Die Bedrohlichkeit ist dahin, das Finale ist eine miese Mixtur aus Tex Avery und einer Sci-Fi-Version von “Die Mumie kehrt zurück”, aber kein Indiana Jones. Nach “Die Unheimliche Begegnung der dritten Art”, “E.T.”, “A.I.” und “Krieg der Welten” kann die Wahl Spielbergs nicht als überraschend bezeichnet werden. Unser Lieblingsarchäologe hat sie nur nicht verdient.

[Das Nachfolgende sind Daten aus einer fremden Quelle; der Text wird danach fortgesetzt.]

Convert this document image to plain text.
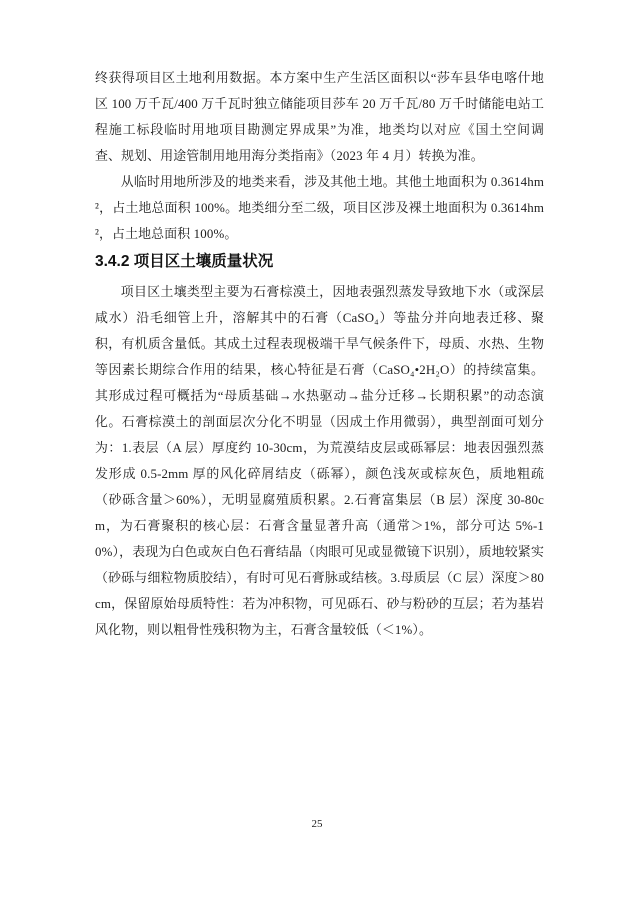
终获得项目区土地利用数据。本方案中生产生活区面积以“莎车县华电喀什地区 100 万千瓦/400 万千瓦时独立储能项目莎车 20 万千瓦/80 万千时储能电站工程施工标段临时用地项目勘测定界成果”为准，地类均以对应《国土空间调查、规划、用途管制用地用海分类指南》（2023 年 4 月）转换为准。

从临时用地所涉及的地类来看，涉及其他土地。其他土地面积为 0.3614hm²，占土地总面积 100%。地类细分至二级，项目区涉及裸土地面积为 0.3614hm²，占土地总面积 100%。

3.4.2 项目区土壤质量状况

项目区土壤类型主要为石膏棕漠土，因地表强烈蒸发导致地下水（或深层咸水）沿毛细管上升，溶解其中的石膏（CaSO₄）等盐分并向地表迁移、聚积，有机质含量低。其成土过程表现极端干旱气候条件下，母质、水热、生物等因素长期综合作用的结果，核心特征是石膏（CaSO₄•2H₂O）的持续富集。其形成过程可概括为“母质基础→水热驱动→盐分迁移→长期积累”的动态演化。石膏棕漠土的剖面层次分化不明显（因成土作用微弱），典型剖面可划分为：1.表层（A 层）厚度约 10-30cm，为荒漠结皮层或砾幂层：地表因强烈蒸发形成 0.5-2mm 厚的风化碎屑结皮（砾幂），颜色浅灰或棕灰色，质地粗疏（砂砾含量＞60%），无明显腐殖质积累。2.石膏富集层（B 层）深度 30-80cm，为石膏聚积的核心层：石膏含量显著升高（通常＞1%，部分可达 5%-10%），表现为白色或灰白色石膏结晶（肉眼可见或显微镜下识别），质地较紧实（砂砾与细粒物质胶结），有时可见石膏脉或结核。3.母质层（C 层）深度＞80cm，保留原始母质特性：若为冲积物，可见砾石、砂与粉砂的互层；若为基岩风化物，则以粗骨性残积物为主，石膏含量较低（＜1%）。

25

Alles kann man den Machern verzeihen: Die hochkarätigen Nebendarsteller, besonders Ray Winstone und Jim Broadbent, werden verschwendet. Seltsame Urmenschen krabbeln an Bäumen herum, wie schlecht animierte Spidermen und verschwinden unerklärt wieder… Das alles wird heruntergeschluckt, ignoriert zum Wohle der Indiana Jones Experience. Nur das Ende, das kann man einfach nicht vergessen. Der vierte Teil ist kein schlechter Film, ist keine Dunkle Bedrohung. Der Franchise würdig wird dieser Kristallschädel aber nicht.